Aminata Touré : La dernière analyse de viabilité de la dette publique montre que la dette de la Cote d’Ivoire est viable et le risque de surendettement reste modéré. Le ratio d’endettement se situe à environ 58% du PIB à fin 2023 et est projeté à environ 53% du PIB d’ici fin 2028, demeurant en deca du seuil communautaire d’endettement exigé par l’UEMOA. De plus, la récente émission réussie d’eurobonds de janvier 2024 et l’opération de gestion du passif associée devrait contribuer à renforcer la viabilité de la dette publique.
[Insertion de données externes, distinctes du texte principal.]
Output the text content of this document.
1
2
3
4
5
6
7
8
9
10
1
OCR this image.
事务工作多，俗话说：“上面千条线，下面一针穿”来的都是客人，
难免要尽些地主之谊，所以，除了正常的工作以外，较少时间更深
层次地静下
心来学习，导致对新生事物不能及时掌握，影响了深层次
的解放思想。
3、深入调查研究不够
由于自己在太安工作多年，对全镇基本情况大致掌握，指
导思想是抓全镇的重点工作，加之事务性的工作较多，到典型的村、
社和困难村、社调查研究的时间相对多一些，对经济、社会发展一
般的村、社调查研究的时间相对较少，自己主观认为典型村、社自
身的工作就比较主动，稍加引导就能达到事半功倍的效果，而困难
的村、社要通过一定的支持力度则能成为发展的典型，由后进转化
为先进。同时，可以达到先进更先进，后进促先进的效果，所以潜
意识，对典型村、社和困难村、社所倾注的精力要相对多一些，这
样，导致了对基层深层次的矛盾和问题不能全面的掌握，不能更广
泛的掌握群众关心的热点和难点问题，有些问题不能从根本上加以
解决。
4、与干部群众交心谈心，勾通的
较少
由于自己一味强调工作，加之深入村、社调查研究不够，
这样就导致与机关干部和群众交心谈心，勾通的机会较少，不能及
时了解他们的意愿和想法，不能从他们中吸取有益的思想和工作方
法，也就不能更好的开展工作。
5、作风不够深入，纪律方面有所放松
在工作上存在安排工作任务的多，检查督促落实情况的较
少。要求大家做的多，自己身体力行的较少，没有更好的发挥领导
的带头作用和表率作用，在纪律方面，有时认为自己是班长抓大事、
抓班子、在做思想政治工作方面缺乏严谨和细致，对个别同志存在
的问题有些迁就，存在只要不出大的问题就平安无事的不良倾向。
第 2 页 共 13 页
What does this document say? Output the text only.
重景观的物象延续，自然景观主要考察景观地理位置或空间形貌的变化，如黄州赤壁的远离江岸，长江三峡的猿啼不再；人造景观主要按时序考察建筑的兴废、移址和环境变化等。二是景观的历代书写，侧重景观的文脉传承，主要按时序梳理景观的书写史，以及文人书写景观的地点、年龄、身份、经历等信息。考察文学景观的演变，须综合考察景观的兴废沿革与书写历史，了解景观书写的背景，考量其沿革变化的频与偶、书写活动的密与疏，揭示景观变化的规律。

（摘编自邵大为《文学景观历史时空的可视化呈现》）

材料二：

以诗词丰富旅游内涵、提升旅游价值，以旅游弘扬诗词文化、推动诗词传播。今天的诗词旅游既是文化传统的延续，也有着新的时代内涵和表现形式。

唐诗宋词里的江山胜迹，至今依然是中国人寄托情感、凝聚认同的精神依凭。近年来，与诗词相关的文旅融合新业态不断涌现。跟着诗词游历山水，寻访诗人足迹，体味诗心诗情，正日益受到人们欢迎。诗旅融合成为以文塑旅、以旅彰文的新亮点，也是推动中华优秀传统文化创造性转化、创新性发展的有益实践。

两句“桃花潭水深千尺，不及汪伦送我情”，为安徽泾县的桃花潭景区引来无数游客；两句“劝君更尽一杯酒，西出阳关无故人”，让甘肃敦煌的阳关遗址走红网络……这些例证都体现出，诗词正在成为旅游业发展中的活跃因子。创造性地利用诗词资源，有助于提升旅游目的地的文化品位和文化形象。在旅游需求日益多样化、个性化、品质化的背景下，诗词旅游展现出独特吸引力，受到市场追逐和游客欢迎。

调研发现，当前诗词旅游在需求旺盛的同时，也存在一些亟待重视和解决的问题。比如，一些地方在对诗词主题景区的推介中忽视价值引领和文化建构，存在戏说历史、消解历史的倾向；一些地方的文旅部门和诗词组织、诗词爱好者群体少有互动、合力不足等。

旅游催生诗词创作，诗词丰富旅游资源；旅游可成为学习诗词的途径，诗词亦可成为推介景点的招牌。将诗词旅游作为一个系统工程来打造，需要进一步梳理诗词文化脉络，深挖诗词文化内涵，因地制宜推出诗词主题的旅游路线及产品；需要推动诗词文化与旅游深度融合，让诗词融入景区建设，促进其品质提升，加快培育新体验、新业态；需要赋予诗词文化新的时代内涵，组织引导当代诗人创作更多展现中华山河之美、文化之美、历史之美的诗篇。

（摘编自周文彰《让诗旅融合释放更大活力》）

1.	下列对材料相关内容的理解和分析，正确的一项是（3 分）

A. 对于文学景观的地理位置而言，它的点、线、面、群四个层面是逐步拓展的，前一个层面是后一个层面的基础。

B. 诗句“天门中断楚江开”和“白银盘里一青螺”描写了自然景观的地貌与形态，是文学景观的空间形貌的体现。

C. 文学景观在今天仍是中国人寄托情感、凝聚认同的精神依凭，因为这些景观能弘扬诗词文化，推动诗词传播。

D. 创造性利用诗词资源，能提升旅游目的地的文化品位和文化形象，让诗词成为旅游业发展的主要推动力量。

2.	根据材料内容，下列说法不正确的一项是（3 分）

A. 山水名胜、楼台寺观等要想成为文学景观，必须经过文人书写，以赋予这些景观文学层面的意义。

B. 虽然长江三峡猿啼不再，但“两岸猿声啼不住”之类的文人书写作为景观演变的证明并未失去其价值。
La poursuite des efforts en cours en termes de consolidation budgétaire tout en s’assurant que la trajectoire de la dette publique suive celle de la consolidation budgétaire ; et de gestion de la dette devrait renforcer la viabilité de la dette publique.

Kessiya : Quelle est la vision du FMI concernant l’intégration économique régionale en Afrique de l’Ouest et comment cela pourrait-il influencer la croissance économique de la Côte d’Ivoire ?

Aminata Touré : Une meilleure intégration économique régionale favoriserait notamment un renforcement des liens commerciaux, une réduction de l’incertitude et permettrait d’améliorer les perspectives de croissance à l’échelle régionale dont tous les pays y compris la Cote d’Ivoire.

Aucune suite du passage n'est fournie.